In the same vein, what I find most refreshing about this preseason is that it offers a chance for a clean slate and a fresh perspective—a chance I invite readers to take with me. Anyone who watched the last season can’t help themselves having a detailed list of opinions on each player on the roster, some bordering on grievance. But consider just for this moment putting it all aside. Separate out what you know about these players from what you think about these players. Separate out your observations from your inferences. Leave your baggage back in 2017.
To pick a famous example, I know that Kevin Molino is an attacking player with a proven track record of contributions in MLS. I know his focus is on attack and not at all on defense. I know that he can hit a pass through the lines, and I know that he can beat opponents on the dribble, but also turns the ball over frequently. I know that he is a threat to score with his head if he gets in the six yard box, and a threat with his foot in the rest of the penalty area.

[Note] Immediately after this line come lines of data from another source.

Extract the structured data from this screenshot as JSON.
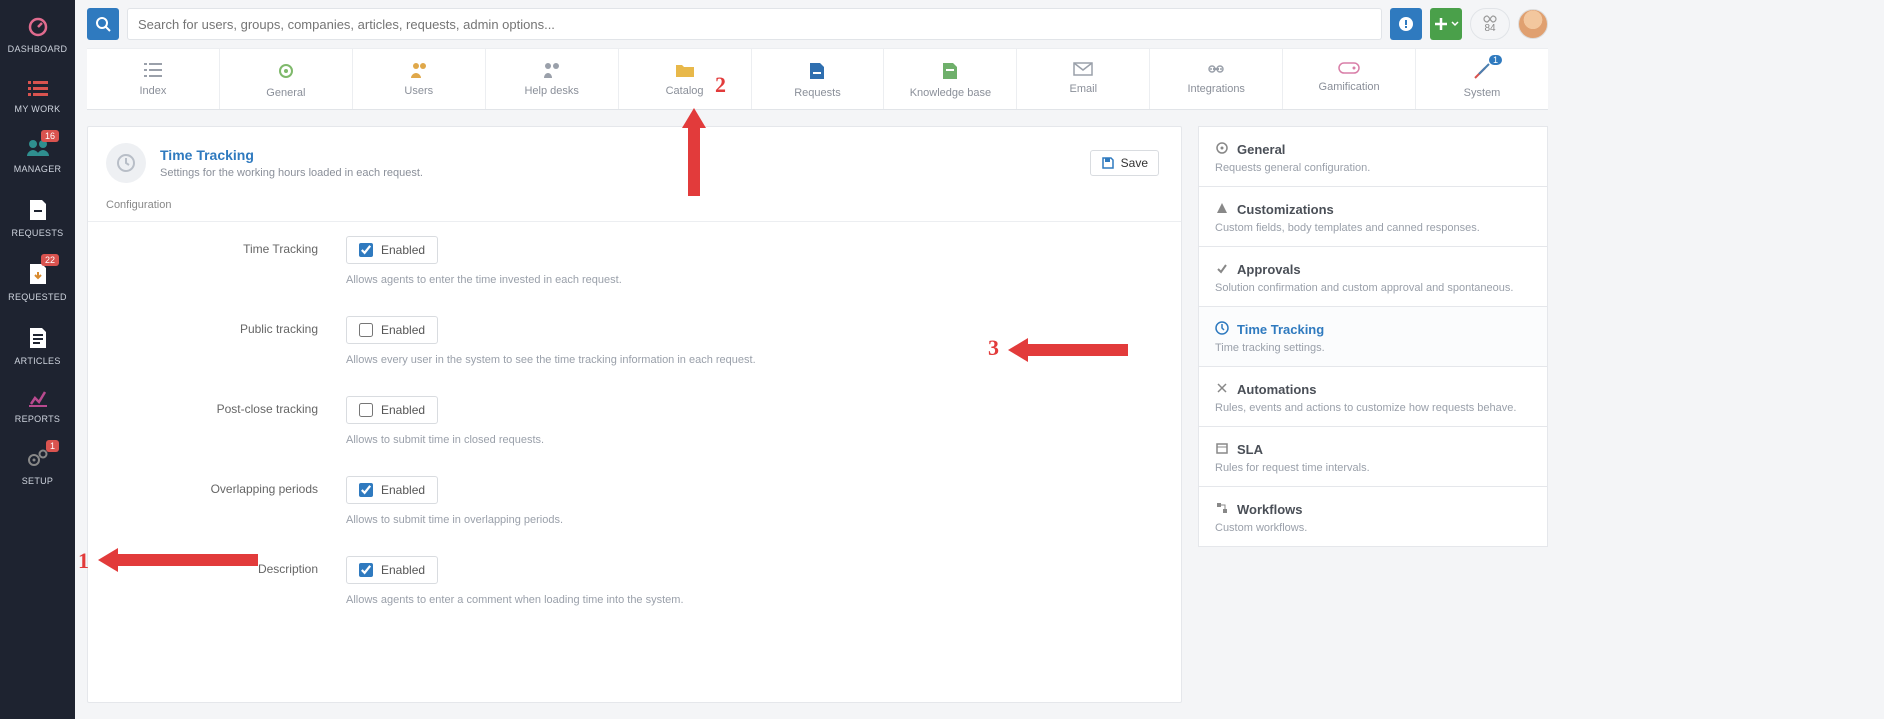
{
  "search": {
    "placeholder": "Search for users, groups, companies, articles, requests, admin options..."
  },
  "top": {
    "points": "84"
  },
  "leftnav": [
    {
      "label": "DASHBOARD",
      "badge": ""
    },
    {
      "label": "MY WORK",
      "badge": ""
    },
    {
      "label": "MANAGER",
      "badge": "16"
    },
    {
      "label": "REQUESTS",
      "badge": ""
    },
    {
      "label": "REQUESTED",
      "badge": "22"
    },
    {
      "label": "ARTICLES",
      "badge": ""
    },
    {
      "label": "REPORTS",
      "badge": ""
    },
    {
      "label": "SETUP",
      "badge": "1"
    }
  ],
  "tabs": [
    {
      "label": "Index"
    },
    {
      "label": "General"
    },
    {
      "label": "Users"
    },
    {
      "label": "Help desks"
    },
    {
      "label": "Catalog"
    },
    {
      "label": "Requests"
    },
    {
      "label": "Knowledge base"
    },
    {
      "label": "Email"
    },
    {
      "label": "Integrations"
    },
    {
      "label": "Gamification"
    },
    {
      "label": "System",
      "badge": "1"
    }
  ],
  "page": {
    "title": "Time Tracking",
    "subtitle": "Settings for the working hours loaded in each request.",
    "save": "Save",
    "section": "Configuration"
  },
  "fields": [
    {
      "label": "Time Tracking",
      "checkbox": "Enabled",
      "checked": true,
      "help": "Allows agents to enter the time invested in each request."
    },
    {
      "label": "Public tracking",
      "checkbox": "Enabled",
      "checked": false,
      "help": "Allows every user in the system to see the time tracking information in each request."
    },
    {
      "label": "Post-close tracking",
      "checkbox": "Enabled",
      "checked": false,
      "help": "Allows to submit time in closed requests."
    },
    {
      "label": "Overlapping periods",
      "checkbox": "Enabled",
      "checked": true,
      "help": "Allows to submit time in overlapping periods."
    },
    {
      "label": "Description",
      "checkbox": "Enabled",
      "checked": true,
      "help": "Allows agents to enter a comment when loading time into the system."
    }
  ],
  "sidebar": [
    {
      "title": "General",
      "desc": "Requests general configuration."
    },
    {
      "title": "Customizations",
      "desc": "Custom fields, body templates and canned responses."
    },
    {
      "title": "Approvals",
      "desc": "Solution confirmation and custom approval and spontaneous."
    },
    {
      "title": "Time Tracking",
      "desc": "Time tracking settings.",
      "active": true
    },
    {
      "title": "Automations",
      "desc": "Rules, events and actions to customize how requests behave."
    },
    {
      "title": "SLA",
      "desc": "Rules for request time intervals."
    },
    {
      "title": "Workflows",
      "desc": "Custom workflows."
    }
  ],
  "annotations": {
    "n1": "1",
    "n2": "2",
    "n3": "3"
  }
}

I think that his best position is on the right wing. I think that he doesn’t have the comfort to play in close quarters needed to be effective in a central role. I think that he doesn’t have the finesse or the quickness in reading the game to make that pass between the lines with the regularity of the league’s elite creators. I think that if Adrian Heath tries to shoehorn him into the #10 role again, the Loons are in for a long and difficult season.

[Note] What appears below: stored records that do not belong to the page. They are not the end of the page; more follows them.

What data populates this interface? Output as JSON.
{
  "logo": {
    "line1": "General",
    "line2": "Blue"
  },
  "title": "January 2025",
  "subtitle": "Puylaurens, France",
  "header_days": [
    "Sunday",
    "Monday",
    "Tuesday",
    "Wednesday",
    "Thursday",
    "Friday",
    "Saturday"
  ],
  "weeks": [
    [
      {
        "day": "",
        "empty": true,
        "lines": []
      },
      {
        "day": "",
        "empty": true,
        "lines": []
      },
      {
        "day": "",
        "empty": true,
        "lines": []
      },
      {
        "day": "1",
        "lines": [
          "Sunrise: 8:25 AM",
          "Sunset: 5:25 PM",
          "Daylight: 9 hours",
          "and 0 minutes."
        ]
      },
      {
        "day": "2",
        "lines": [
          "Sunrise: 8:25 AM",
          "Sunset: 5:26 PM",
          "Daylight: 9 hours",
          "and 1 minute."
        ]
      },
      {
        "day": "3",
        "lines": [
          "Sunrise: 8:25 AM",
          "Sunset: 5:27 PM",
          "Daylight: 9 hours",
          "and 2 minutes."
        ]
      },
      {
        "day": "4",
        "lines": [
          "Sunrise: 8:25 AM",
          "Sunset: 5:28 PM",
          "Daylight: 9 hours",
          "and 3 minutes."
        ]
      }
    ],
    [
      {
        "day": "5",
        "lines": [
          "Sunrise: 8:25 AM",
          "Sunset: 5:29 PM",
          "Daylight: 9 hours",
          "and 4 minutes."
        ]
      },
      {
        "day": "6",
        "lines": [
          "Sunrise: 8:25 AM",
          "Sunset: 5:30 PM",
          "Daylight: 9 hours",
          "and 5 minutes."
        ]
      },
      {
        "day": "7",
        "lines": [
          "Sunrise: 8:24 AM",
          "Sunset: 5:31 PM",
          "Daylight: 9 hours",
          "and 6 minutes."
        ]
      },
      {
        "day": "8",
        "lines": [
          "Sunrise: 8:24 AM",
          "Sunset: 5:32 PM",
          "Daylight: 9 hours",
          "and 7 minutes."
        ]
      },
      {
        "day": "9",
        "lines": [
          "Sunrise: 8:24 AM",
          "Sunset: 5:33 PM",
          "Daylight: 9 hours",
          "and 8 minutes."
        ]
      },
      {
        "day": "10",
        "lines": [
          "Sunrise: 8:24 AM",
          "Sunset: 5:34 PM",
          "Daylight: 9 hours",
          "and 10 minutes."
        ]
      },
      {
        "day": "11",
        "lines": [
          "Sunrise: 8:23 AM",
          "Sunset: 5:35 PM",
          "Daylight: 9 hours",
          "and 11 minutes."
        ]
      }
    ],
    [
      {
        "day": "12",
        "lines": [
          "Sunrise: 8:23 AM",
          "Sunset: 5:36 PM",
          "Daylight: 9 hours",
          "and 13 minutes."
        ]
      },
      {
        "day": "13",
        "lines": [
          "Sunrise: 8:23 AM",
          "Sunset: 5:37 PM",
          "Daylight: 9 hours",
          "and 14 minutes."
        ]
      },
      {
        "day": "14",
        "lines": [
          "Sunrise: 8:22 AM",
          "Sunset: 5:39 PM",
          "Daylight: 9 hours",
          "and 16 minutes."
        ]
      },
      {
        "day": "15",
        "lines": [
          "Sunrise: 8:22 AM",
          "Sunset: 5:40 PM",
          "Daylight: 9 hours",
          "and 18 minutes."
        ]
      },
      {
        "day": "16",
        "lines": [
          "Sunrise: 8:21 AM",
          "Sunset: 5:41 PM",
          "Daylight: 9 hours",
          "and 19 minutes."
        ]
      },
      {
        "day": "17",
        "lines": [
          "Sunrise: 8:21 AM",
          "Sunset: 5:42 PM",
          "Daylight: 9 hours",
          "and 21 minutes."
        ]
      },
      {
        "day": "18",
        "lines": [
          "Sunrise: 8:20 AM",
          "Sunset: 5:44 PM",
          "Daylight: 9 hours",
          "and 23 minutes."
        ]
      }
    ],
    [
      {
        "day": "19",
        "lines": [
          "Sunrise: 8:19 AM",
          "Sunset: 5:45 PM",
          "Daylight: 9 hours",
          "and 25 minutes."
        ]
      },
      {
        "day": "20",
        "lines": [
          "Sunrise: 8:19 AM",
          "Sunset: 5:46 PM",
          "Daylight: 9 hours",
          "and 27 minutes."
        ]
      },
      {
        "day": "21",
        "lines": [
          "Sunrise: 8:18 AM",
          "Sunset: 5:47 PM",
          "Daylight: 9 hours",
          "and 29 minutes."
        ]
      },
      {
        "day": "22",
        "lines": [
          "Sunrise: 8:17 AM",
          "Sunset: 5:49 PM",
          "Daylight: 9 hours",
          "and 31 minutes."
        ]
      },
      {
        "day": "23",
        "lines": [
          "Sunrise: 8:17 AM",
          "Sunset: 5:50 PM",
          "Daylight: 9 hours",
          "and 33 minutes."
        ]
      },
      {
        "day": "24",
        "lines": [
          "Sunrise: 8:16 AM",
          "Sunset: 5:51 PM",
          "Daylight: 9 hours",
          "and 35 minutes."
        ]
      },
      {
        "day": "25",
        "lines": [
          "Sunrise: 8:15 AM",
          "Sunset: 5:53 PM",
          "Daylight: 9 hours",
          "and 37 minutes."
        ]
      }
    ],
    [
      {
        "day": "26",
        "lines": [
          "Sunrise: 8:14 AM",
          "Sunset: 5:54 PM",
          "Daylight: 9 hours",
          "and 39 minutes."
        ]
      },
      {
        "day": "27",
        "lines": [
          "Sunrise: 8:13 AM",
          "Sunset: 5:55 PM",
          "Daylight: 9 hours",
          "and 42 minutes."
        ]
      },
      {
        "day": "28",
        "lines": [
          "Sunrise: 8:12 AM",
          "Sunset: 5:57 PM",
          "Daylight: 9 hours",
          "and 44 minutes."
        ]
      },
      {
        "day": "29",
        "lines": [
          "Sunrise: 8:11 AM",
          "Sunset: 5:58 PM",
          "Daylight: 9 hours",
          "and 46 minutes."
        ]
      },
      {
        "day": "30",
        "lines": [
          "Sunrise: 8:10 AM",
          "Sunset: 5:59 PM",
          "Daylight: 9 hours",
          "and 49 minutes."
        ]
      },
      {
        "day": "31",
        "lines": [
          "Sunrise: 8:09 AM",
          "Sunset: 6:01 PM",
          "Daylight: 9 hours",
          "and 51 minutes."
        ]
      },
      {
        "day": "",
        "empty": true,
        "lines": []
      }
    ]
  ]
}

But…! I’m putting this aside (really). I’m ready and willing to have my views changed. If the team wants to try out Molino in the #10 role in preseason, I’m looking forward to seeing how it works out. It may change my view, and it may not. But I’m in the market for new opinions.
That goes for every part of the field. Who will start at goal for Minnesota? I don’t have an opinion on that, I’d like to see Bobby Shuttleworth, Matt Lampson, and Alex Kapp get chances. I know Shuttleworth is one of the best shot stoppers in the league, but that he struggles. I know Lampson backstopped a defense that was 7th best in the league last year. I know that Kapp is a young player who the club clearly believed in enough to extend his contract. As far as I’m concerned, all three have a chance to be the club’s #1 option in goal, and I’m going to let the players themselves make their case before I form an opinion on the topic.
How should the Loons reform a back line that was historically bad last year? How many men should play in the midfield? Who should they be? Who plays on the left wing? Two strikers or one? Idk!
To all important questions about the upcoming year, I say: I dunno, let’s wait and see. The preseason brings new opportunities for the coaching staff to experiment and learn new things about their players. On our side, as fans, let’s not let our experiences last year prevent us from drawing different conclusions this year.
A new season means we can find hope in what we don’t yet know. Embrace that state of ignorance before it’s gone!